Datzelfde geldt voor het verwijt ten aanzien van de arbeidsovereenkomsten. Niet wettig en overtuigend bewezen kan worden dat [verdachte] op het moment van ondertekenen van de arbeidsovereenkomsten wist of had moeten weten dat [medeverdachte 2] geen werkzaamheden zou gaan verrichten. Hierbij weegt de rechtbank mee dat ook het dienstverband van [verdachte] zelf geruisloos over was gegaan van [bedrijf 3] naar [bedrijf 1] . Daarnaast bezat [medeverdachte 1] meerdere bedrijven op verschillende locaties, waardoor het niet vreemd zou zijn geweest wanneer [medeverdachte 2] op een andere locatie zou gaan werken. Bovendien was [verdachte] verteld dat [medeverdachte 2] al voor andere bedrijven van [medeverdachte 1] werkzaam was geweest.
Gelet op het voorgaande acht de rechtbank niet wettig en overtuigend bewezen dat [verdachte] de aan hem tenlastegelegde feiten heeft begaan en zij zal hem dan ook vrijspreken.

5.Beslissing

De rechtbank:
Voorvragen
- Verklaart de dagvaarding geldig.
Vrijspraak
- Verklaart
alleten laste gelegde feiten niet bewezen en
spreekt verdachte daarvan vrij.
Dit vonnis is gewezen door mr. A. van Maanen, voorzitter, mrs. N.E.M. Kranenbroek en A.M. Verhoef, rechters, in tegenwoordigheid van mr. L.P. Stapel, griffier, en uitgesproken op de openbare terechtzitting van deze rechtbank van 7 december 2015.
BIJLAGE : De tenlastelegging
1.
Primair
[bedrijf 1] BV en/of [bedrijf 2] BV en/of (een) aanverwante
rechtsperso(o)n(en), in elk geval een rechtsperso(o)n(en),
op een (of meer) tijdstip(pen) in of omstreeks de periode van 16 mei 2012 tot
en met 4 oktober 2013 te Amersfoort en/of Soest en/of Baarn en/of Amstelveen
en/of elders in Nederland, en/of in Duitsland
(telkens) tezamen en in vereniging met (een) of meer ander(en), althans
alleen, (telkens) met het oogmerk om zich en/of (een) ander(en)
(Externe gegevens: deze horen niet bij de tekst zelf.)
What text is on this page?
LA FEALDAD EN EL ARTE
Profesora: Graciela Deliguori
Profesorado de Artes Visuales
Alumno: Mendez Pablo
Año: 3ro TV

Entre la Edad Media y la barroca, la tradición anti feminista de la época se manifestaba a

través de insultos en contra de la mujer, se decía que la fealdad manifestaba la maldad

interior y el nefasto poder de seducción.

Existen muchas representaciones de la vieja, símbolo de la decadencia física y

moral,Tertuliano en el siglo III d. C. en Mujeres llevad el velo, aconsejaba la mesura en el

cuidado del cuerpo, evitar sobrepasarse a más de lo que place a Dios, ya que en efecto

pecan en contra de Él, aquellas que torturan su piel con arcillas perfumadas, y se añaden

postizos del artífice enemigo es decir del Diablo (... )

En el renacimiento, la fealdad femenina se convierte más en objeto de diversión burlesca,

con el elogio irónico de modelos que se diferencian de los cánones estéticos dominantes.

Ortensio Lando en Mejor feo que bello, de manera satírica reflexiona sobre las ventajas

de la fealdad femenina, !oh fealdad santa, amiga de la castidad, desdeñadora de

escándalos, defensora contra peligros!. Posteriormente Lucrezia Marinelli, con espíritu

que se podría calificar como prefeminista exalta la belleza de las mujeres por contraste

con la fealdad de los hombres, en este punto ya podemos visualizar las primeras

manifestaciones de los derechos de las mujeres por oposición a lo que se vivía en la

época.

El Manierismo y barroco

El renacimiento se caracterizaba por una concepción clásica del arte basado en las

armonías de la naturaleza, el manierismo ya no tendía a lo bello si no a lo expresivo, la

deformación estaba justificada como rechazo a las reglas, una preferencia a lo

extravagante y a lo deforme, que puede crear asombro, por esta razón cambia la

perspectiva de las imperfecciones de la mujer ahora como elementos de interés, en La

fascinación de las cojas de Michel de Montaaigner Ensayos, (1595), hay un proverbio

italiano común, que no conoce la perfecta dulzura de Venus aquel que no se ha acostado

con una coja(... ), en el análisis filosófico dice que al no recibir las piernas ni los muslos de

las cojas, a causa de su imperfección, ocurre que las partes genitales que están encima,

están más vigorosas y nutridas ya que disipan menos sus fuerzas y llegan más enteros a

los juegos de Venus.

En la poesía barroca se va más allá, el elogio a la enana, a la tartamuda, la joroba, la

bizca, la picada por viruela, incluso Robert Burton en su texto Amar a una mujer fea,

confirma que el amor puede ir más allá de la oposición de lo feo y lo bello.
wederrechtelijk te bevoordelen,
door het aannemen van een valse hoedanigheid en/of door (een) listige
kunstgre(e)p(en) en/of door een samenweefsel van verdichtsels,
één of meer personen, heeft/hebben bewogen tot de (girale) afgifte van een
(of meer) geldbedrag(en), in totaal (ongeveer) Euro 4.191.500,- (AH-034),
althans enig geldbedrag, in elk geval enig goed, te weten onder meer
- [inlegger 1] (G-002-01) (inlegger 1), (ongeveer) Euro 200.000,-, althans
enig(e) geldbedrag(en) (op of omstreeks 30 januari 2013 en/of 13 juni 2013
en/of 4 juli 2013), en/of
- [inlegger 2] (G-004-01) (inlegger 2), (ongeveer) Euro 40.000,-, althans
enig(e) geldbedrag(en) (op of omstreeks 16 mei 2012 en/of 28 mei 2013 ),
Immers heeft/hebben [bedrijf 1] BV en/of [bedrijf 2] BV en/of (een)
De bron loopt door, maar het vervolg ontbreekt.